Un desertor que da miedo
Hace 30 días que no pisa la Alameda de Hércules, ese reducto alternativo creado por Sevilla para evadirse de sí misma. Un espacio donde coexisten lo alternativo, lo castizo, lo marginal y lo diferente sin molestarse por la cercanía. José María Trillo-Figueroa es un sevillano alternativo, que trabajaba en pro de un barrio castizo -el de San Lorenzo-, que se preocupa por los marginados y que pensaba de forma diferente a la norma. Para 2002, cuando el sevillano finalice su condena por desertar, ya nadie aprenderá a desfilar por obligación. La ley se habrá acercado a Trillo, aunque a él probablemente le importe ya bien poco.En la Alameda, entre abundantes ejercicios de creatividad callejera, sobrevive una pintada con desconchones a favor de la insumisión. Nino se retrató allí, una semana antes de entrar en la cárcel, con una media sonrisa, que dudaba entre aferrarse a la esperanza o admitir el miedo. Su encarcelamiento también se cae a desconchones. El Gobierno le ha denegado el indulto, a pesar del vocerío colectivo armado desde Andalucía a favor de la medida de gracia. Argumentan que es un desertor y no un insumiso. Y que cumple una sentencia judicial.
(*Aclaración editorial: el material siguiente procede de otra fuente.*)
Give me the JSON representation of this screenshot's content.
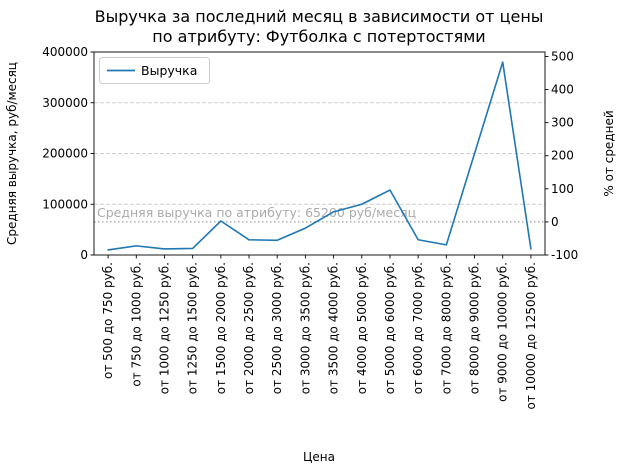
{
  "chart_data": {
    "type": "line",
    "title": "Выручка за последний месяц в зависимости от цены по атрибуту: Футболка с потертостями",
    "title_line1": "Выручка за последний месяц в зависимости от цены",
    "title_line2": "по атрибуту: Футболка с потертостями",
    "xlabel": "Цена",
    "ylabel": "Средняя выручка, руб/месяц",
    "ylabel_right": "% от средней",
    "categories": [
      "от 500 до 750 руб.",
      "от 750 до 1000 руб.",
      "от 1000 до 1250 руб.",
      "от 1250 до 1500 руб.",
      "от 1500 до 2000 руб.",
      "от 2000 до 2500 руб.",
      "от 2500 до 3000 руб.",
      "от 3000 до 3500 руб.",
      "от 3500 до 4000 руб.",
      "от 4000 до 5000 руб.",
      "от 5000 до 6000 руб.",
      "от 6000 до 7000 руб.",
      "от 7000 до 8000 руб.",
      "от 8000 до 9000 руб.",
      "от 9000 до 10000 руб.",
      "от 10000 до 12500 руб."
    ],
    "series": [
      {
        "name": "Выручка",
        "color": "#1f77b4",
        "values": [
          10000,
          18000,
          12000,
          13000,
          67000,
          30000,
          29000,
          53000,
          85000,
          100000,
          128000,
          30000,
          20000,
          200000,
          380000,
          12000
        ]
      }
    ],
    "ylim_left": [
      0,
      400000
    ],
    "yticks_left": [
      0,
      100000,
      200000,
      300000,
      400000
    ],
    "yticks_right": [
      -100,
      0,
      100,
      200,
      300,
      400,
      500
    ],
    "average_line": {
      "value": 65200,
      "label": "Средняя выручка по атрибуту: 65200 руб/месяц",
      "color": "#a0a0a0"
    },
    "legend": {
      "position": "top-left",
      "entries": [
        "Выручка"
      ]
    },
    "grid": true
  }
}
La deserción puede ser la forma más lúcida de practicar la insumisión (un movimiento ideológico de protesta que ha acabado alterando algo que parecía tan inmutable como los mandamientos). En este caso, Nino practicó su militancia con una coherencia apasionada y peligrosa. Se alistó para convertirse en un prófugo y, de paso, evitar una sentencia (para entonces ya era impopular enviar a los insumisos convencionales a la cárcel) que le inhabilitara durante montones de años como ciudadano de pleno derecho. Va a la cárcel por atentar contra un bien -eufemismo jurídico para referirse, en este caso, a la mili- que está en las últimas.
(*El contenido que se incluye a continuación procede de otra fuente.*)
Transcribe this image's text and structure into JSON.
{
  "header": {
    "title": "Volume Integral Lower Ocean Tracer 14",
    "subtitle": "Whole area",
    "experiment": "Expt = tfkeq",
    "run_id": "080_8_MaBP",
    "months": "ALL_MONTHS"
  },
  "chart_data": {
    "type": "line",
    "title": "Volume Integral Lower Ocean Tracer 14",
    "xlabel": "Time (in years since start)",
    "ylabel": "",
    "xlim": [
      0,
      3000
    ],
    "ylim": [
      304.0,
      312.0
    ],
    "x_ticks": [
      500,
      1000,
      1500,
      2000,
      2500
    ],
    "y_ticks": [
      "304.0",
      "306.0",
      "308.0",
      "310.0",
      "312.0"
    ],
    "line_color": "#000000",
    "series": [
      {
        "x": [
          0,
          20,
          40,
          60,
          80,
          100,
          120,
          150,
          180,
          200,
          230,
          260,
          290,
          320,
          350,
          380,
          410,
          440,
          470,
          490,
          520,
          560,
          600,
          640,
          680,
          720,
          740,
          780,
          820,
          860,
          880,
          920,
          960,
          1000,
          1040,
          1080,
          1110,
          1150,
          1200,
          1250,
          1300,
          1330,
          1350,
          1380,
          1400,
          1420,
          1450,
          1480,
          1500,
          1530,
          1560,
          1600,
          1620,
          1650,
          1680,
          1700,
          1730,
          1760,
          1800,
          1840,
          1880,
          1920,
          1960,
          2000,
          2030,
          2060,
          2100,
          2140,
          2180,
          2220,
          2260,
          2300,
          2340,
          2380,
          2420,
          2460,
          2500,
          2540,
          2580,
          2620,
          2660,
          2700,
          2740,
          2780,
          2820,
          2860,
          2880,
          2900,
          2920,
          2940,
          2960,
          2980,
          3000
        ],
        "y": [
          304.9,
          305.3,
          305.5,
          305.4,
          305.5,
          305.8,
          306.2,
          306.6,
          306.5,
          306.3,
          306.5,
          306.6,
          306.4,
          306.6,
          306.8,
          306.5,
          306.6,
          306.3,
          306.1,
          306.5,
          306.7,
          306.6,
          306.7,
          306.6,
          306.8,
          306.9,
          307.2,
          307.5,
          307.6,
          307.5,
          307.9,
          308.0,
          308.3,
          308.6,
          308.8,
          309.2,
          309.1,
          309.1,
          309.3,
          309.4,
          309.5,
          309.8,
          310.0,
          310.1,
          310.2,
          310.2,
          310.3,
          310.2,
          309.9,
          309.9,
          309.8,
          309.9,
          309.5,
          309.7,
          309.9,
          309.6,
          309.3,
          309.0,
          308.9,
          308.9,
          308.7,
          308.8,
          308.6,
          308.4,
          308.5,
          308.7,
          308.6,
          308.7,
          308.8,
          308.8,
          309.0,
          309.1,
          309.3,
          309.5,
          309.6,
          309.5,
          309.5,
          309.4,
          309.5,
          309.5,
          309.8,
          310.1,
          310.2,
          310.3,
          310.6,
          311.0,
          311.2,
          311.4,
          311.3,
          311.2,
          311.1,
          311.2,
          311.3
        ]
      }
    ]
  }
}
Los no-condenados no piden indultos. Por la gracia de asociaciones religiosas se excarcelan presos con delitos cada año. Trillo-Figueroa, de cometer algo, cometió un delito de conciencia, de pensar diferente y actuar en consecuencia. Cuando no se dedicaba a fugarse del cuartel (a lo que dedicó un pequeñísimo tiempo de su vida) o a pensar diferente, ayudaba a rehabilitarse a los toxicómanos de la Alameda, gestionaba papeles de la asociación de vecinos de San Lorenzo, acudía a reuniones de Ecologistas en Acción, estudiaba asignaturas de Derecho (mira por dónde fue a suspender el Procesal), sacaba adelante una beca laboral o fisgoneaba en su primer bufete como pasante. Un historial delictivo que haría empalidecer a Bonnie y Clyde si vivieran en estos tiempos. En lugar de pasear por la Alameda, en estos treinta días comparte rancho con Enrique Rodríguez Galindo y el ex sargento Mirabete.
Con un poco de suerte ni le aplican los beneficios penitenciarios y cumple los dos años y cuatro meses de cárcel. Un tiempo que la sociedad se ahorra de convivir con un peligrosísimo desertor, que piensa tan diferente que incluso asusta al Gobierno.